The hip joint is a major ball and socket joint optimally designed to provide low-friction motion over a wide range with inherent stability. Mechanical hip dysfunction comprises hip problems attributable to morphological variations of the femur and acetabulum that affect hip function.
Requirements for Normal Hip Function
- 1 Healthy articular cartilage
- 2 Stable femoral head in the acetabulum
- 3 Adequate impingement-free range of motion
- 4 Neuromuscular control
Primary cartilage and synovial disorders that degrade the cartilage, neuromuscular conditions that affect hip function, and primary bone conditions such as infections, tumours, and metabolic bone disease are non-mechanical causes of hip dysfunction requiring disease-specific treatment. Morphological sequelae of these diseases can cause mechanical hip dysfunction.

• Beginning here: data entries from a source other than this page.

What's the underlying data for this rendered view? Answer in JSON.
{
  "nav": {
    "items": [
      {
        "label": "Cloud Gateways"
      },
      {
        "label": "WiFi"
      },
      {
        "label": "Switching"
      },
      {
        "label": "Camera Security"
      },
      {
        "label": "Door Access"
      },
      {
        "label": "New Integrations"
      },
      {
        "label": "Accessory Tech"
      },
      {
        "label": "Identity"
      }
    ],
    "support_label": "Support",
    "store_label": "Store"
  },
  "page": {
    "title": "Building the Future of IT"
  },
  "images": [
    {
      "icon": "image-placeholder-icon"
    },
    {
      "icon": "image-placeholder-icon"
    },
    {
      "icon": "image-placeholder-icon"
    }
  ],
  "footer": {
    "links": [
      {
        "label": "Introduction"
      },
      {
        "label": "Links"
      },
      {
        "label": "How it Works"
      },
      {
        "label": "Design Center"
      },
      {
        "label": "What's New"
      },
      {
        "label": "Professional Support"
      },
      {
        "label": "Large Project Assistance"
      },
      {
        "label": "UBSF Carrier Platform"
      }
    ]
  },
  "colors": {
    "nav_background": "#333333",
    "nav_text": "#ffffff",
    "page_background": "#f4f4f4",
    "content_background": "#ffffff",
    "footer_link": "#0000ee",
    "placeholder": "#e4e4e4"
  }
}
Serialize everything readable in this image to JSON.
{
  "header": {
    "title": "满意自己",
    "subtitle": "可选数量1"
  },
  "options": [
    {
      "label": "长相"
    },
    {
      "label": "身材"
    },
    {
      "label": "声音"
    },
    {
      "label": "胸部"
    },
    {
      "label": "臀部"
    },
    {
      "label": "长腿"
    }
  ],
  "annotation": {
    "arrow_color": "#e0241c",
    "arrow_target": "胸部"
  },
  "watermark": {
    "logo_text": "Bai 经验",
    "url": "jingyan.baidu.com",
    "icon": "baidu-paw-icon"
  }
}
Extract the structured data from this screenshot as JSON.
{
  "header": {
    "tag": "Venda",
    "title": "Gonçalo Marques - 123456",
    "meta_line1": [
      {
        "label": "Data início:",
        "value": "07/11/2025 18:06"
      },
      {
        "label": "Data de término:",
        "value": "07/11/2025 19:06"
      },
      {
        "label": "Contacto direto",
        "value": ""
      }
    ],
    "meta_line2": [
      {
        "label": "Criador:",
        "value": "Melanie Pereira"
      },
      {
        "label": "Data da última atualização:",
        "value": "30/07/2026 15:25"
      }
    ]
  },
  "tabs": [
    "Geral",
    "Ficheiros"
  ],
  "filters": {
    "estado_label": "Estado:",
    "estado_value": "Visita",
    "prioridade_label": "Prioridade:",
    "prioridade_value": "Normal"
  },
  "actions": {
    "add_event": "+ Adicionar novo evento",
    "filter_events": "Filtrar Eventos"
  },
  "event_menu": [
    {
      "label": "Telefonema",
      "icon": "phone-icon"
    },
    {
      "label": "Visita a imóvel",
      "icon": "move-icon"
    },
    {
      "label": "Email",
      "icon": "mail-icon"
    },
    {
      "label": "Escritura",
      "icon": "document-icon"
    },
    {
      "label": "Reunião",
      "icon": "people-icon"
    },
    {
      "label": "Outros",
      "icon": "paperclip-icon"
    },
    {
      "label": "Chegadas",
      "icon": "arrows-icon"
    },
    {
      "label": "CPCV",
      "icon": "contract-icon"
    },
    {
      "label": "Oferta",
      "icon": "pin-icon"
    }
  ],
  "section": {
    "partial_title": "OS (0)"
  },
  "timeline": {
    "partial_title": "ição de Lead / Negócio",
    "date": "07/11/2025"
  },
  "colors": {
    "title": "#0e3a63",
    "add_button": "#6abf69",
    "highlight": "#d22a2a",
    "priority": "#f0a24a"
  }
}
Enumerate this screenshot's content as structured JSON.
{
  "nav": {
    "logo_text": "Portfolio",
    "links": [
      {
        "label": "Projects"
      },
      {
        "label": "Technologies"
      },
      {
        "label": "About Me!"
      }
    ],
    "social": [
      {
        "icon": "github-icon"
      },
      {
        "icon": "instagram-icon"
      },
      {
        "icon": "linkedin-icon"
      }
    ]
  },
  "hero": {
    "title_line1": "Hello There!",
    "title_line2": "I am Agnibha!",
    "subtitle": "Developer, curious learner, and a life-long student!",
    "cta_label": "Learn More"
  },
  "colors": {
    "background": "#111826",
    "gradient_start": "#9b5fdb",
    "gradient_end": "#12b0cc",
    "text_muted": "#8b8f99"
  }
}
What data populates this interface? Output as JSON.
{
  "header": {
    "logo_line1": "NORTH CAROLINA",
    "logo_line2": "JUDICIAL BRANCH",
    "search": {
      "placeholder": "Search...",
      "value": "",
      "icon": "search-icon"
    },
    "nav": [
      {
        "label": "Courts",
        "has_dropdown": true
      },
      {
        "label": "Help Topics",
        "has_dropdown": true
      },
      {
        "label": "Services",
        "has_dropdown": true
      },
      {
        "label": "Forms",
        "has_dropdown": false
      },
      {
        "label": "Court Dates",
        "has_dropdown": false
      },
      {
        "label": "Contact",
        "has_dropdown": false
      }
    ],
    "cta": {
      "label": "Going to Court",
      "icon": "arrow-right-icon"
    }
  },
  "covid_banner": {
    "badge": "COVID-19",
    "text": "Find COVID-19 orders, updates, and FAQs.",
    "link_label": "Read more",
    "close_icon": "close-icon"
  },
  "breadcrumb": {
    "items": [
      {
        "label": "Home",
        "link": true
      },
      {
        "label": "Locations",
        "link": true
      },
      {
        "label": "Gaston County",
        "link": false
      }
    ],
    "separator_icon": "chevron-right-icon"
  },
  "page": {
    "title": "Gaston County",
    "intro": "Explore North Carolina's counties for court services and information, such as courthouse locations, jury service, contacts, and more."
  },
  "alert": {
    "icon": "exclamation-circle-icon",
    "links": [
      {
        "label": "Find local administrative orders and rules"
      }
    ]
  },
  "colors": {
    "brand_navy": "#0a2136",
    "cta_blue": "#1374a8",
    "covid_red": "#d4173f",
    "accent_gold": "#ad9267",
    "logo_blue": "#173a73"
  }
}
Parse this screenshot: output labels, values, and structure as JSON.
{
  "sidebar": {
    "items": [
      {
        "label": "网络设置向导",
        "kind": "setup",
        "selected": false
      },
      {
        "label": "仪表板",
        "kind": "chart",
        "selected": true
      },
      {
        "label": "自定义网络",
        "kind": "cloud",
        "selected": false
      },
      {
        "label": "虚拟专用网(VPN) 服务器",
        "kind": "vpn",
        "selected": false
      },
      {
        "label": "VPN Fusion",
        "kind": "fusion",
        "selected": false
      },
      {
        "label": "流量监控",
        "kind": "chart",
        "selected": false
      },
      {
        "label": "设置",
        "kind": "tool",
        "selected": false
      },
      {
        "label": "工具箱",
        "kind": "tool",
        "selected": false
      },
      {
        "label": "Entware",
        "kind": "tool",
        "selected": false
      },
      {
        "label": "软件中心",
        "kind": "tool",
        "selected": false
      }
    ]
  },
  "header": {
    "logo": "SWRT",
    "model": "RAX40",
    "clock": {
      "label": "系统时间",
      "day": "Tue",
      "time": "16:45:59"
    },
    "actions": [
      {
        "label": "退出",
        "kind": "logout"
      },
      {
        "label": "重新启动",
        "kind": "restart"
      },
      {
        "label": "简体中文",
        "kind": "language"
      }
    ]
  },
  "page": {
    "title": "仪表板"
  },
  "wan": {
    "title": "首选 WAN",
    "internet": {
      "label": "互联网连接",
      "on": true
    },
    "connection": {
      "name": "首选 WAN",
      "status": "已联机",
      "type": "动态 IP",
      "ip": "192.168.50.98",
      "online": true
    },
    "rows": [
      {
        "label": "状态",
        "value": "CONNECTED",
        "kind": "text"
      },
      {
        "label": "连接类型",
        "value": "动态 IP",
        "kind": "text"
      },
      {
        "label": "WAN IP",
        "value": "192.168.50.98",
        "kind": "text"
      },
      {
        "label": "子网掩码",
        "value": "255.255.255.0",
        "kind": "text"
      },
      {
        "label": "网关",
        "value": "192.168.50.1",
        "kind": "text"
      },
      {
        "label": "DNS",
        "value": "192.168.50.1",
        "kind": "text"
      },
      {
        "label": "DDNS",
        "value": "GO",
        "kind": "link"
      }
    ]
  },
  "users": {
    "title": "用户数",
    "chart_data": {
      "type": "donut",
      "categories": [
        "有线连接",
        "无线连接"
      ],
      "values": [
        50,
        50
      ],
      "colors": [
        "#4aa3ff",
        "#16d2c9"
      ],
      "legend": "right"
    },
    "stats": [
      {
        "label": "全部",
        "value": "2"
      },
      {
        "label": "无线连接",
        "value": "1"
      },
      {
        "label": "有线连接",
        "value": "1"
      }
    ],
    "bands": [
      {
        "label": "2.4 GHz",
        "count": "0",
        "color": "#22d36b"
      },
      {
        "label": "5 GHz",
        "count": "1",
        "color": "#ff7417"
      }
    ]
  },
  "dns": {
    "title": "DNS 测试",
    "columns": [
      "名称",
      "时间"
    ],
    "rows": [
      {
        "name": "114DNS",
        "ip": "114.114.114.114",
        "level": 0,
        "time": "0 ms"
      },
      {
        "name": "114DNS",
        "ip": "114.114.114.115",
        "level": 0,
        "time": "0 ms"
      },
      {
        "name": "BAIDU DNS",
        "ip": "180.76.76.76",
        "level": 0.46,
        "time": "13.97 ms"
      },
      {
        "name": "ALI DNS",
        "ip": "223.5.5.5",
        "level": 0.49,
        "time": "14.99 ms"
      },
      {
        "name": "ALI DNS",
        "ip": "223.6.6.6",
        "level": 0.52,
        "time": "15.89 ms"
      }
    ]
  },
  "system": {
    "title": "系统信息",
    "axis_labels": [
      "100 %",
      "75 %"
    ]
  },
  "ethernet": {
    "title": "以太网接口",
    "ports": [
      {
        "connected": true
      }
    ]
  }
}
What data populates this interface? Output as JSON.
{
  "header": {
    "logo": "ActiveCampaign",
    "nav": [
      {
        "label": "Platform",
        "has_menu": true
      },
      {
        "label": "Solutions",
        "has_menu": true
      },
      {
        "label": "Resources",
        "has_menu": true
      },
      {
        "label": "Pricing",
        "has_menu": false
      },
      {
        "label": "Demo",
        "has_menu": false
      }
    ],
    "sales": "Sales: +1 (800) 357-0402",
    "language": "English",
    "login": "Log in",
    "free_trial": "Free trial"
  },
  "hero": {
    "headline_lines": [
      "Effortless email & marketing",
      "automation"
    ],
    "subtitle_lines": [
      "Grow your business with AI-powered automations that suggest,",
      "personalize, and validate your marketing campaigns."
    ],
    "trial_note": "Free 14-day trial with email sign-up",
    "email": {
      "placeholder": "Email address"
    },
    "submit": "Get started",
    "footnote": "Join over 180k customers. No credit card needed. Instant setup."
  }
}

Interaction of Morphological Features
Minor variations are common and do not usually cause problems. Some major variations may also not produce problems when compensated by countering morphological factors:
| Variation | Compensated By |
|---|---|
| Lateral dysplasia | Coxa vara or flattening of the sourcil angle |
| Coxa profunda | Coxa valga and increased head-neck offset |
| Cam morphology / mild SCFE | Increased anteversion or a shallow acetabulum |
| Anterior dysplasia | Femoral retroversion |
| Posterior dysplasia | Femoral anteversion |
Morphology, Biology, and Activity Level
Each morphological variation has a specific effect on the hip, and the effects can be additive — causing disease early — or compensatory, allowing good function. As mechanical hip disease is activity-related, more active people are more likely to become symptomatic early. Beyond morphology, biology dictates who becomes more symptomatic from the same activity level, making the prognosis of each variation unknown for any given individual.
The most effective way to correct morphological variations is with surgery. As surgery carries cost, risk of complications, and no guaranteed outcome, surgical treatment is offered only to symptomatic and active patients who understand all the risks and benefits. The exception is a painless condition with poor prognosis without treatment — such as dysplasia in a growing child that worsens without causing pain.